Никка закрыл крышку шкатулки и тщательно проверил замок, хотя все мы, наверное, знали, что не в замке дело.

— Королева захвачена мыслью, что Мередит должна иметь несколько любовников за раз. Если она узнает, что это не принесло плода… — Он покачал головой и взглянул на меня. — Королева в последнее время стала спокойнее, Мередит, но как будто упорнее и целеустремленней. Выработав план действий, она от него уже не отклоняется, даже если подсунуть ей какого-нибудь красавчика или повод для пытки. Она словно потеряла интерес к прежним увлечениям.

Мне всегда казалось, что как раз увлечение моей тети пытками и сексом не дает нормально иметь с ней дело. Но из слов Баринтуса выходило другое.

— Хочешь сказать, что ты сексом и болью все эти годы нарочно ее отвлекал?

Он кивнул.

— Все равно что дать ребенку леденец. Он хватает конфетку и забывает обиды. Но в последние несколько недель, сколько кровавых конфеток ей ни предложи, она не сворачивала с пути. Возьмет угощение, насладится и возвращается точно в ту же точку, с которой ты хотел ее увести. — Баринтус нахмурился. — С одной стороны, приятно было видеть, что она начала думать головой, а не другим местом. И в то же время мы привыкли уже иметь дело с другим местом. Ее голову отвлечь не так легко.
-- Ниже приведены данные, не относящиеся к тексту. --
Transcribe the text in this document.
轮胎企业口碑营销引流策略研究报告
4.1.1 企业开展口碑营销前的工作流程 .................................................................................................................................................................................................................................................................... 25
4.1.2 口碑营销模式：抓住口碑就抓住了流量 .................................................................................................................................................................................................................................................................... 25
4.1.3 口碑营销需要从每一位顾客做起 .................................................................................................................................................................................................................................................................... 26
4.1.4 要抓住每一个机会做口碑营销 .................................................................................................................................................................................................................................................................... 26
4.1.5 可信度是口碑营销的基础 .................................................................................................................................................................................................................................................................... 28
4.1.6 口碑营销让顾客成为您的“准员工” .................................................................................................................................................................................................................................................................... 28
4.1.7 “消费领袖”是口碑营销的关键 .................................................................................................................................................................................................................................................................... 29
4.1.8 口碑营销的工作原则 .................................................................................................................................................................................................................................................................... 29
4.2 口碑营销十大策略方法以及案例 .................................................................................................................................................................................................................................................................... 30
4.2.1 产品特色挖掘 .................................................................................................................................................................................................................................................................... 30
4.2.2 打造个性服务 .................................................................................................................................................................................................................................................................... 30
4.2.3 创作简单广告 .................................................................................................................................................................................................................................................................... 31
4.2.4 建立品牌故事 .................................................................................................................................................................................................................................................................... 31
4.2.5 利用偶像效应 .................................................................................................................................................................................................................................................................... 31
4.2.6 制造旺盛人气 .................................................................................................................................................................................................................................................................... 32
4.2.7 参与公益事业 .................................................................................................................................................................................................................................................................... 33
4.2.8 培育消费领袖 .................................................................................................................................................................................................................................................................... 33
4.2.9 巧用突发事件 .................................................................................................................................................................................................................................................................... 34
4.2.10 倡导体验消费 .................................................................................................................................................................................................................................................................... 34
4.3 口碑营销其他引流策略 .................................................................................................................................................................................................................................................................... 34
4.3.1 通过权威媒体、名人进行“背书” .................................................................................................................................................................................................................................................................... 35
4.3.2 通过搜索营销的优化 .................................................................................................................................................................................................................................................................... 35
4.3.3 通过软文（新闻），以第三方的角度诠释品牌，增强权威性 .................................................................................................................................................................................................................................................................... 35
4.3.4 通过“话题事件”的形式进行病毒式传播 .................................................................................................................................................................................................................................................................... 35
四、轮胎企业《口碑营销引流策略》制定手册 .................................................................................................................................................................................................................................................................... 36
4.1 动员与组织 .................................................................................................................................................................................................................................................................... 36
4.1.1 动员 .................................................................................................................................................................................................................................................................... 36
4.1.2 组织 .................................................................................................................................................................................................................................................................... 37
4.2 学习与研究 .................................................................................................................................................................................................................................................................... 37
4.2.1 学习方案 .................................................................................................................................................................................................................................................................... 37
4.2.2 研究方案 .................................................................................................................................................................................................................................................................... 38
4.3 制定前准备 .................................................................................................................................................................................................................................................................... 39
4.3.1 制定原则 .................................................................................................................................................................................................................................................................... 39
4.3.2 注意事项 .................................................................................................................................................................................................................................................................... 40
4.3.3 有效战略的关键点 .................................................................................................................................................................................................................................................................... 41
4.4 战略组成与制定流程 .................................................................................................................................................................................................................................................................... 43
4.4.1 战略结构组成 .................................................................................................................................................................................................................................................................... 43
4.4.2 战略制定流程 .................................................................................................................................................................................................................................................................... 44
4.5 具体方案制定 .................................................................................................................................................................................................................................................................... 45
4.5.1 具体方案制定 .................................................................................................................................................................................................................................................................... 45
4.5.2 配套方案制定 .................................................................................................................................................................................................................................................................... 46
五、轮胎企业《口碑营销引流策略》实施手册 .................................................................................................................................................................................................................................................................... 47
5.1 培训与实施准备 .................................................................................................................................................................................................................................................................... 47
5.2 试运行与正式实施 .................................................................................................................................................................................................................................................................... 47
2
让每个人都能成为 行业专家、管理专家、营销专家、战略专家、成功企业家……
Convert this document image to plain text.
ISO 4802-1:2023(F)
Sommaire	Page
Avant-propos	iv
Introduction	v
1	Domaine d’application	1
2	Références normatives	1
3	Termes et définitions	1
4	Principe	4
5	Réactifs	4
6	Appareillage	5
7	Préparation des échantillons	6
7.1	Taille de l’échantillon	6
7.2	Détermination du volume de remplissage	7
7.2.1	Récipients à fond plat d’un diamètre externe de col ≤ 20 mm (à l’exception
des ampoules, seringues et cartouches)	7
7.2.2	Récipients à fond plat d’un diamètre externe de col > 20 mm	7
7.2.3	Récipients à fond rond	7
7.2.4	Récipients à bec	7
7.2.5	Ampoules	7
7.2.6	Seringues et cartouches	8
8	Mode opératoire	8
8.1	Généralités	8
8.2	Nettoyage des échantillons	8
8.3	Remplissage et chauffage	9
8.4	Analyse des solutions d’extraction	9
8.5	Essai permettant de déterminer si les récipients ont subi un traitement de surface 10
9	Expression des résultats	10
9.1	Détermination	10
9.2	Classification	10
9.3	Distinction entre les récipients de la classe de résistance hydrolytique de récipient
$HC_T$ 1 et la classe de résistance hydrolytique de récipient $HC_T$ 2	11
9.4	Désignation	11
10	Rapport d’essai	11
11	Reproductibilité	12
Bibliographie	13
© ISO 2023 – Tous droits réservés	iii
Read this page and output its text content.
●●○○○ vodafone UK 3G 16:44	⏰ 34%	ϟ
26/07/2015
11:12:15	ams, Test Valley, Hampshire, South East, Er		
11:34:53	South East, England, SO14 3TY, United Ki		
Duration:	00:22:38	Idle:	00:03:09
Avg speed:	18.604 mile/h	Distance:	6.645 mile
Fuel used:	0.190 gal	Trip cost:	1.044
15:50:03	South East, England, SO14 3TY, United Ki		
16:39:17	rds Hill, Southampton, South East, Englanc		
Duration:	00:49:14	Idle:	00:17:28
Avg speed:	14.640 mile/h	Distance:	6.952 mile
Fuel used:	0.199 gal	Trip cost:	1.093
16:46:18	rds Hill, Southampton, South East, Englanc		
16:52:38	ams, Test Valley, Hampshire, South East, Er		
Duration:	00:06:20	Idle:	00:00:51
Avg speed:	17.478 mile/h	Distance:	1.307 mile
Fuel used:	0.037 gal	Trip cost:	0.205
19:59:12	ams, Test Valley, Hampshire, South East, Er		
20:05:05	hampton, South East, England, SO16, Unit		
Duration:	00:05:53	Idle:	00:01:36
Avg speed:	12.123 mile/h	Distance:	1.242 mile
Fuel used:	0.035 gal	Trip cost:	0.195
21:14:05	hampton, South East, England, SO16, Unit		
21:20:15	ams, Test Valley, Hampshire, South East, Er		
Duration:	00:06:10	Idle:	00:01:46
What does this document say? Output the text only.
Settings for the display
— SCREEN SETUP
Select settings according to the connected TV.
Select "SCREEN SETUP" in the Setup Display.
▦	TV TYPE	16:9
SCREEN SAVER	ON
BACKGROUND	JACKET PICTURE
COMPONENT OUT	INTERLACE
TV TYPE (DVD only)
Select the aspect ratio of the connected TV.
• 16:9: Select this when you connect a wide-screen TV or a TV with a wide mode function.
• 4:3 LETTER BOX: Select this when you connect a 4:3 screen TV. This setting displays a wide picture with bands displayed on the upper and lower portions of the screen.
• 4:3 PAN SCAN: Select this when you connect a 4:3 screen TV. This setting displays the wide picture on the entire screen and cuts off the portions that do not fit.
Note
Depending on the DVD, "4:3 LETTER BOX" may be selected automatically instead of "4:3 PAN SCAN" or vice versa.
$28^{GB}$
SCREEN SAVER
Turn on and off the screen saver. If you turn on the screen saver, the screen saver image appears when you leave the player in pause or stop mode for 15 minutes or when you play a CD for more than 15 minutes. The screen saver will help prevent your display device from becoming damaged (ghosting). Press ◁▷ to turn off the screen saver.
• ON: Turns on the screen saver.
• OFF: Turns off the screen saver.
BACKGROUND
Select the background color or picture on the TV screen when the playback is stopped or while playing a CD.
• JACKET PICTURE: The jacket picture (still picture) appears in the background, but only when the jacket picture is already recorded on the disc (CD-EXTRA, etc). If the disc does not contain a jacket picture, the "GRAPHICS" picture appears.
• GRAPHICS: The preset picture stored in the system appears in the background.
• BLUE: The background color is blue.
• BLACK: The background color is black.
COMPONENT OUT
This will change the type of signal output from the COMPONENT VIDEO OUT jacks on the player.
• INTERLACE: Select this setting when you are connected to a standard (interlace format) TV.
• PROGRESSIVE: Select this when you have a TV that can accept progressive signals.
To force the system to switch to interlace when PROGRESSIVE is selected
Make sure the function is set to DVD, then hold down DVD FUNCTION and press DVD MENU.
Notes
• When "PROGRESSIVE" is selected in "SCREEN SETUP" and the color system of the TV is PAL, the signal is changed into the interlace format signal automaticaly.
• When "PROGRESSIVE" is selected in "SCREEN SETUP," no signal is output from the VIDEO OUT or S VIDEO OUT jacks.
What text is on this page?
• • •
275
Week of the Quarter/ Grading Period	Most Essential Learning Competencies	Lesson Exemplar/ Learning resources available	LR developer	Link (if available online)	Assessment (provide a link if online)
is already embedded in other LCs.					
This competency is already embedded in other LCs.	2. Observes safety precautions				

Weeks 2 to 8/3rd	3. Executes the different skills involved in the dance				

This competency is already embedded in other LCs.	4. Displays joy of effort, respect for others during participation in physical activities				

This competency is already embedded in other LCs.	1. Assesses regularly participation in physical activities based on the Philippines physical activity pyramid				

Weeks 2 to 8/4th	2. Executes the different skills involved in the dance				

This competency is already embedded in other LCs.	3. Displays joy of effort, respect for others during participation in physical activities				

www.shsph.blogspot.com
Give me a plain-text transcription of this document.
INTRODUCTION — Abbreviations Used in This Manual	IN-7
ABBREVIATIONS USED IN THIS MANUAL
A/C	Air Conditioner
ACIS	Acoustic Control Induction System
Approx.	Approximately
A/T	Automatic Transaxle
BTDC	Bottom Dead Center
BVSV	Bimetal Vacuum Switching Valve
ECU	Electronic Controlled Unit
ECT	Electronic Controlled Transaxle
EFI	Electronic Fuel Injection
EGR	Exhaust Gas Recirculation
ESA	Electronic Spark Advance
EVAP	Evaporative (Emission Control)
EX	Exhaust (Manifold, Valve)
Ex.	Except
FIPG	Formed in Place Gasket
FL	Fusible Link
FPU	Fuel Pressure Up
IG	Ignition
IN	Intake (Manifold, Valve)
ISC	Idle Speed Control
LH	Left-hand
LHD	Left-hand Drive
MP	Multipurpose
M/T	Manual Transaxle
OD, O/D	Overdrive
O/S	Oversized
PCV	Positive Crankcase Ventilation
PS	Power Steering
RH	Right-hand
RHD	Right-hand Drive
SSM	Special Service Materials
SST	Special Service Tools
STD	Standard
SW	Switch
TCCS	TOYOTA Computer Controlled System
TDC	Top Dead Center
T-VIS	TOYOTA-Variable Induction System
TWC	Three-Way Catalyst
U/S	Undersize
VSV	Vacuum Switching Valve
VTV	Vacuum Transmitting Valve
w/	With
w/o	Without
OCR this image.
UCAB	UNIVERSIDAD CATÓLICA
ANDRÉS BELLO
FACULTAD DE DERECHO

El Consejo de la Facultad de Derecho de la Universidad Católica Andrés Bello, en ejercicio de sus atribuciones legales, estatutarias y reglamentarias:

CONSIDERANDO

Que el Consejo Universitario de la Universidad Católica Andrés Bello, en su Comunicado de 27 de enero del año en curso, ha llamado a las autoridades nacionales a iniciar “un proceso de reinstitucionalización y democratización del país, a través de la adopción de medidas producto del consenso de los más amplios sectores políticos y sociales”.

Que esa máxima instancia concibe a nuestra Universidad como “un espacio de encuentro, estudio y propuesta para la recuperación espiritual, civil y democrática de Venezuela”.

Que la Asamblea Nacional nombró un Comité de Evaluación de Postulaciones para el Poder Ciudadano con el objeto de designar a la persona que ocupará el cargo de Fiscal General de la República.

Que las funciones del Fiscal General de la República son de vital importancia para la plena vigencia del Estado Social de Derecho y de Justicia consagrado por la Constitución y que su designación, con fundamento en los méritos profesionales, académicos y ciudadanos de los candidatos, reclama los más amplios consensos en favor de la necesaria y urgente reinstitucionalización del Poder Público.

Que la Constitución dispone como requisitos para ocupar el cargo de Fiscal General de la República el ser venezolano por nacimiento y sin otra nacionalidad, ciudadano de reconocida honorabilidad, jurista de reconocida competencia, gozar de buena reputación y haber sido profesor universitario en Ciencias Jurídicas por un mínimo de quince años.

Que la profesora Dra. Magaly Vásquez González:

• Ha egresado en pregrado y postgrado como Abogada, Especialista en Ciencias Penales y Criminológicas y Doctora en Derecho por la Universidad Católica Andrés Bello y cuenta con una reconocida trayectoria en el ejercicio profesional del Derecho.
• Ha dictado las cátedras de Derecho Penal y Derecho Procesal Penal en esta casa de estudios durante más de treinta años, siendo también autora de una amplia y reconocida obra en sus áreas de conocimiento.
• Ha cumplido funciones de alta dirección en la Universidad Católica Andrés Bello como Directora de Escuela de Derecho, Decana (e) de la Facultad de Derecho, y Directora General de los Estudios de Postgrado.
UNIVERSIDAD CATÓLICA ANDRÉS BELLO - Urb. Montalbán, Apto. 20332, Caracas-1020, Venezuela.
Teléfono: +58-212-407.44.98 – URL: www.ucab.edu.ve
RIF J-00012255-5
— Но если она думает головой, а не чем еще, то почему она так зациклилась на идее группового секса с моим участием?

— Кажется, она решила, что для тебя это единственный способ забеременеть. И еще она все время подбирает тебе божеств растительности и земледелия. Два этих пункта для нее равно важны.

— А ты не знаешь почему? — спросил Дойл.

Баринтус покачал головой.

— Предпосылка явно была. Она пытала Конри, и пытала его лично.

— Но я думала, что его осудили на пытку за покушение на меня. Разве не так?

— Это он уже отбыл и с тех пор ни в чем не провинился. Он как будто понимал не больше нас, когда она его взяла. Потом она выставила его изломанное тело в парадном зале и заставила всех пройти и посмотреть, во что он превратился, но во рту у него торчал кляп и говорить он не мог. А сейчас он лежит запертый в темнице, и навещает его только Ффлур, королевская целительница.

— Конри — один из самых преданных сторонников Кела среди стражей, — сказал Дойл.

Баринтус кивнул:

— Верно, и слышал бы ты, какой поднялся переполох среди людей Кела, откровенно выражавших мысли о том, что Мерри недостойна трона. Они просто пресмыкались, пытаясь снова завоевать расположение королевы.

— Она пытала одного Конри? — спросила я.

— Пока да, но союзники Кела все перепуганы.

— Ты отметил, что Конри не дали говорить, — сказал Дойл. — Ты думаешь, он что-то королеве рассказал? Что-то, что она хочет сохранить в тайне?

— Да, — кивнул Баринтус.

— Можешь предположить, что это?

— Именно после пытки Конри королева обрела идею свести Мередит с несколькими мужчинами за раз, причем желательно с богами растительности и земледелия. — Он пожал плечами. — Теперь вы знаете то же, что и я. Если вам это о чем-то говорит, очень хотелось бы услышать.

Дойл качнул головой.

— Мне надо подумать.

— Мы все подумаем, — поправил Рис.

Все согласно кивнули.

Водитель сказал в интерком:

— Машины только что начали пропускать. Река вернулась в русло. Чудеса какие-то.

Кто-то нервно хихикнул.

— Ну, могло быть хуже, — сказала я.

Все уставились на меня.

— Мы едва не заставили разлиться все ручьи и реки в Сент-Луисе, — сказал Дойл. — Что может быть хуже?

— Когда-то на месте Сент-Луиса находилось громадное внутреннее море. Миллион лет назад плюс-минус пару тысячелетий, — тихо пояснила я.

Тишина в машине вдруг стала тяжелей и плотнее, наполненная общим ужасом.

— Китто вызвал землетрясение. Никка и Шалфей — ураган, — задумчиво сказал Гален. — Как-то мне не кажется, что возвращение Баринтусу божественного статуса могло бы затопить полконтинента.

Я теперь точно могла сказать, кто из нас знал, что Баринтус — это Мананнан Мак Лир. По быстро брошенному и тут же отведенному взгляду. Гален не знал. Зато я знала, и от мысли, что мы подняли такую силу без ритуального защитного круга, мне стало зябко. Впрочем, может, повлияла еще и холодная лужа у меня под задом.